The Cloudworks assets include 75MW of net operating capacity and 76MW of development capacity in British Columbia. Both operating and development assets are covered by 40-year Power Purchase Agreements (PPAs) with British Columbia Hydro and Power Authority (BC Hydro), rated AA (high) by DBRS (see report dated December 1, 2009). Cloudworks’ operating assets are owned by virtue of its 50.01% interest in Harrison Hydro LP (Harrison), which owns six run-of-river power facilities in southwestern British Columbia commissioned in 2009 and 2010. The installed gross capacity of 150MW is forecast to generate 594 GWh of energy annually, based on long-term average hydrology. Power generation is sold under two 40-year PPAs with BC Hydro and is expected to generate approximately $47 million in revenues increasing annually with a portion of CPI. The addition of Cloudworks’ operating assets would increase Innergex’s net installed capacity by about 23% from 326MW to 401MW.
The $185 million purchase price will be equity financed with a $150 million subscription receipts financing in addition to a private placement of $41 million in common shares. There is also a modest deferred component to the acquisition price, providing for a potential sharing of the value created if the Cloudworks assets perform better than expected. Innergex will also assume $265 million of non-recourse debt, comprised of Cloudworks’ 50.1% shares of Harrison’s non-recourse bonds (total of $246 million fixed rate bonds and $285 million real return bonds). The Harrison bonds amortize according to a 40-year principal repayment schedule, maturing in 2049 and matching the cash flow profile of the assets. The funding of the acquisition, at approximately 40% equity and 60% debt, is consistent with Innergex’s current consolidated balance sheet profile.
The rating confirmations reflect the financial and business risk impacts of the prospective acquisition. Innergex’s consolidated coverage metrics are expected to weaken minimally due to the consolidation of the non-recourse bonds. However, as a result of the all-equity-financed acquisition price, and the non-recourse nature of the assumed debt, on a non-consolidated basis Innergex’s credit metrics are expected to improve modestly. From a business risk perspective, the acquisition is positive, adding to watershed and asset diversity, and is consistent with the Company’s strategy of growth by addition of low-cost renewable assets with long-term PPAs (the acquisition increases weighted average life from an already lengthy 21 years to 25 years) and high credit quality counterparties.

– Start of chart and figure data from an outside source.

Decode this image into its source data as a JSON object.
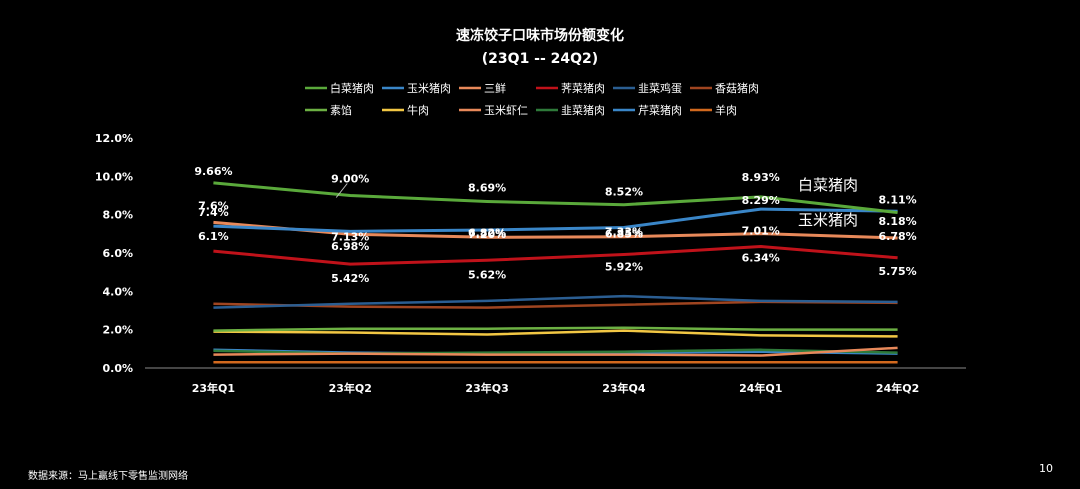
{
  "footer": {
    "source": "数据来源：马上赢线下零售监测网络",
    "page_number": "10"
  },
  "chart_data": {
    "type": "line",
    "title": "速冻饺子口味市场份额变化",
    "subtitle": "(23Q1 -- 24Q2)",
    "categories": [
      "23年Q1",
      "23年Q2",
      "23年Q3",
      "23年Q4",
      "24年Q1",
      "24年Q2"
    ],
    "ylim": [
      0,
      12
    ],
    "yticks": [
      "0.0%",
      "2.0%",
      "4.0%",
      "6.0%",
      "8.0%",
      "10.0%",
      "12.0%"
    ],
    "ytick_values": [
      0,
      2,
      4,
      6,
      8,
      10,
      12
    ],
    "legend_position": "top",
    "series": [
      {
        "name": "白菜猪肉",
        "color": "#5aa93b",
        "values": [
          9.66,
          9.0,
          8.69,
          8.52,
          8.93,
          8.11
        ],
        "labels": [
          "9.66%",
          "9.00%",
          "8.69%",
          "8.52%",
          "8.93%",
          "8.11%"
        ]
      },
      {
        "name": "玉米猪肉",
        "color": "#3a86c8",
        "values": [
          7.4,
          7.13,
          7.2,
          7.33,
          8.29,
          8.18
        ],
        "labels": [
          "7.4%",
          "7.13%",
          "7.20%",
          "7.33%",
          "8.29%",
          "8.18%"
        ]
      },
      {
        "name": "三鲜",
        "color": "#e8895a",
        "values": [
          7.6,
          6.98,
          6.82,
          6.85,
          7.01,
          6.78
        ],
        "labels": [
          "7.6%",
          "6.98%",
          "6.82%",
          "6.85%",
          "7.01%",
          "6.78%"
        ]
      },
      {
        "name": "荠菜猪肉",
        "color": "#c0121a",
        "values": [
          6.1,
          5.42,
          5.62,
          5.92,
          6.34,
          5.75
        ],
        "labels": [
          "6.1%",
          "5.42%",
          "5.62%",
          "5.92%",
          "6.34%",
          "5.75%"
        ]
      },
      {
        "name": "韭菜鸡蛋",
        "color": "#2b5e92",
        "values": [
          3.15,
          3.35,
          3.5,
          3.75,
          3.5,
          3.45
        ]
      },
      {
        "name": "香菇猪肉",
        "color": "#a04520",
        "values": [
          3.35,
          3.2,
          3.15,
          3.3,
          3.45,
          3.4
        ]
      },
      {
        "name": "素馅",
        "color": "#6cb043",
        "values": [
          1.95,
          2.05,
          2.05,
          2.1,
          2.0,
          2.0
        ]
      },
      {
        "name": "牛肉",
        "color": "#f2c744",
        "values": [
          1.9,
          1.85,
          1.75,
          1.95,
          1.7,
          1.65
        ]
      },
      {
        "name": "玉米虾仁",
        "color": "#e8895a",
        "values": [
          0.7,
          0.75,
          0.7,
          0.7,
          0.65,
          1.05
        ]
      },
      {
        "name": "韭菜猪肉",
        "color": "#2e7a3a",
        "values": [
          0.9,
          0.75,
          0.8,
          0.85,
          0.95,
          0.8
        ]
      },
      {
        "name": "芹菜猪肉",
        "color": "#3a86c8",
        "values": [
          0.95,
          0.8,
          0.75,
          0.8,
          0.85,
          0.75
        ]
      },
      {
        "name": "羊肉",
        "color": "#d2691e",
        "values": [
          0.3,
          0.3,
          0.3,
          0.3,
          0.3,
          0.3
        ]
      }
    ],
    "annotations": [
      {
        "text": "白菜猪肉",
        "series": "白菜猪肉"
      },
      {
        "text": "玉米猪肉",
        "series": "玉米猪肉"
      }
    ]
  }
}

The Company’s proven record of effective execution in developing, constructing and operating new generation continues to support its investment grade rating. These strengths are offset somewhat by the Company’s growth plans, which in addition to the Cloudworks assets in development, aim to bring 203MW of new capacity into service between 2011 and 2016. This capital program could limit the Company’s financial flexibility given the related external funding requirements over the next several years.
The acquisition is subject to regulatory approvals and other closing conditions, and is expected to close by March 31, 2011.
Note:
All figures are in Canadian dollars unless otherwise noted.
The applicable methodology is Rating North American Energy Utilities (Electric, Natural Gas, and Pipelines), which can be found on our website under Methodologies.